PURPOSE OF REVIEW: We sought to examine the role of social and environmental conditions that determine an individual's behaviors and risk of disease-collectively known as social determinants of health (SDOH)-in shaping cardiovascular (CV) health of the population and giving rise to disparities in risk factors, outcomes, and clinical care for cardiovascular disease (CVD), the leading cause of death in the United States (US). RECENT FINDINGS: Traditional CV risk factors have been extensively targeted in existing CVD prevention and management paradigms, often with little attention to SDOH. Limited evidence suggests an association between individual SDOH (e.g., income, education) and CVD. However, inequities in CVD care, risk factors, and outcomes have not been studied using a broad SDOH framework. We examined existing evidence of the association between SDOH-organized into 6 domains, including economic stability, education, food, neighborhood and physical environment, healthcare system, and community and social context-and CVD. Greater social adversity, defined by adverse SDOH, was linked to higher burden of CVD risk factors and poor outcomes, such as stroke, myocardial infarction (MI), coronary heart disease, heart failure, and mortality. Conversely, favorable social conditions had protective effects on CVD. Upstream SDOH interact across domains to produce cumulative downstream effects on CV health, via multiple physiologic and behavioral pathways. SDOH are major drivers of sociodemographic disparities in CVD, with a disproportionate impact on socially disadvantaged populations. Efforts to achieve health equity should take into account the structural, institutional, and environmental barriers to optimum CV health in marginalized populations. In this review, we highlight major knowledge gaps for each SDOH domain and propose a set of actionable recommendations to inform CVD care, ensure equitable distribution of healthcare resources, and reduce observed disparities.
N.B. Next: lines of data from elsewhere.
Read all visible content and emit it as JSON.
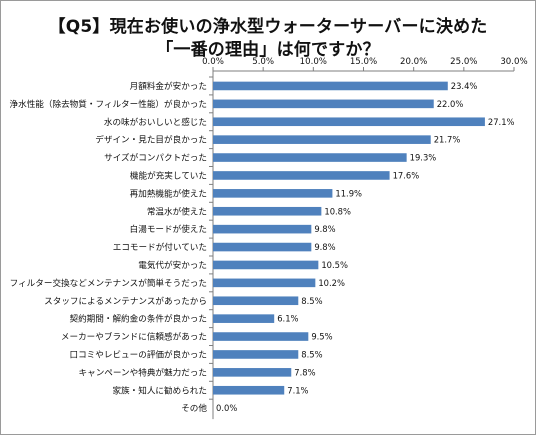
{
  "chart_data": {
    "type": "bar",
    "orientation": "horizontal",
    "title_line1": "【Q5】現在お使いの浄水型ウォーターサーバーに決めた",
    "title_line2": "「一番の理由」は何ですか？",
    "categories": [
      "月額料金が安かった",
      "浄水性能（除去物質・フィルター性能）が良かった",
      "水の味がおいしいと感じた",
      "デザイン・見た目が良かった",
      "サイズがコンパクトだった",
      "機能が充実していた",
      "再加熱機能が使えた",
      "常温水が使えた",
      "白湯モードが使えた",
      "エコモードが付いていた",
      "電気代が安かった",
      "フィルター交換などメンテナンスが簡単そうだった",
      "スタッフによるメンテナンスがあったから",
      "契約期間・解約金の条件が良かった",
      "メーカーやブランドに信頼感があった",
      "口コミやレビューの評価が良かった",
      "キャンペーンや特典が魅力だった",
      "家族・知人に勧められた",
      "その他"
    ],
    "values": [
      23.4,
      22.0,
      27.1,
      21.7,
      19.3,
      17.6,
      11.9,
      10.8,
      9.8,
      9.8,
      10.5,
      10.2,
      8.5,
      6.1,
      9.5,
      8.5,
      7.8,
      7.1,
      0.0
    ],
    "value_labels": [
      "23.4%",
      "22.0%",
      "27.1%",
      "21.7%",
      "19.3%",
      "17.6%",
      "11.9%",
      "10.8%",
      "9.8%",
      "9.8%",
      "10.5%",
      "10.2%",
      "8.5%",
      "6.1%",
      "9.5%",
      "8.5%",
      "7.8%",
      "7.1%",
      "0.0%"
    ],
    "xlim": [
      0,
      30
    ],
    "xticks": [
      0,
      5,
      10,
      15,
      20,
      25,
      30
    ],
    "xtick_labels": [
      "0.0%",
      "5.0%",
      "10.0%",
      "15.0%",
      "20.0%",
      "25.0%",
      "30.0%"
    ],
    "axis_position": "top",
    "grid": false,
    "bar_color": "#4f81bd"
  }
}
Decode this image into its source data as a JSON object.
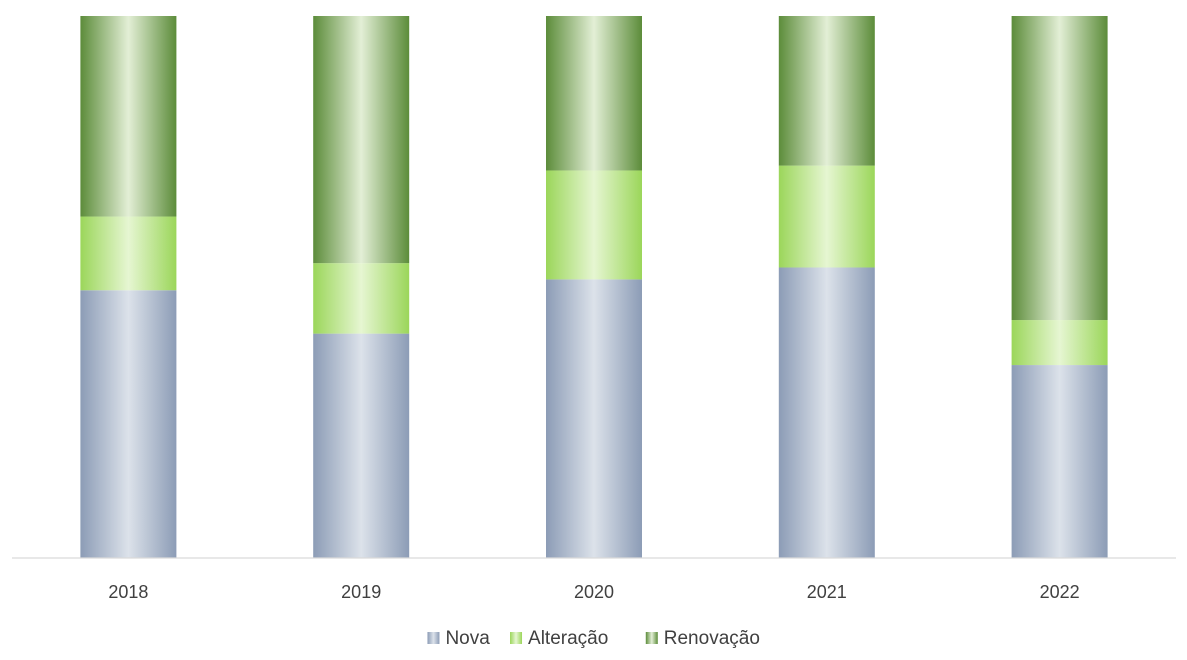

目的综述:我们旨在探讨决定个体行为和疾病风险的社会和环境条件(统称为健康的社会决定因素,SDOH)在塑造人群心血管(CV)健康以及导致心血管疾病(CVD)风险因素、结局和临床护理差异方面的作用,CVD 是美国(美国)的主要死亡原因。
最近的发现:传统的心血管危险因素已广泛应用于现有的 CVD 预防和管理模式,但通常很少关注 SDOH。有限的证据表明,个体 SDOH(例如,收入、教育)与 CVD 之间存在关联。然而,尚未使用广泛的 SDOH 框架研究 CVD 护理、风险因素和结局方面的不平等现象。我们研究了 SDOH 与 CVD 之间关联的现有证据——SDOH 分为六个领域,包括经济稳定、教育、食品、邻里和物理环境、医疗保健系统以及社区和社会环境——之间的关联。更多的社会逆境,由不利的 SDOH 定义,与更高的 CVD 风险因素负担和不良结局相关,如中风、心肌梗死(MI)、冠心病、心力衰竭和死亡。相反,有利的社会条件对 CVD 具有保护作用。上游 SDOH 在各领域相互作用,通过多种生理和行为途径对 CV 健康产生累积的下游影响。SDOH 是 CVD 社会人口差异的主要驱动因素,对社会劣势人群的影响不成比例。为实现健康公平,应考虑到边缘化人群获得最佳 CV 健康的结构性、制度性和环境障碍。在这篇综述中,我们强调了每个 SDOH 领域的主要知识差距,并提出了一系列可行的建议,以告知 CVD 护理,确保医疗保健资源的公平分配,并减少观察到的差异。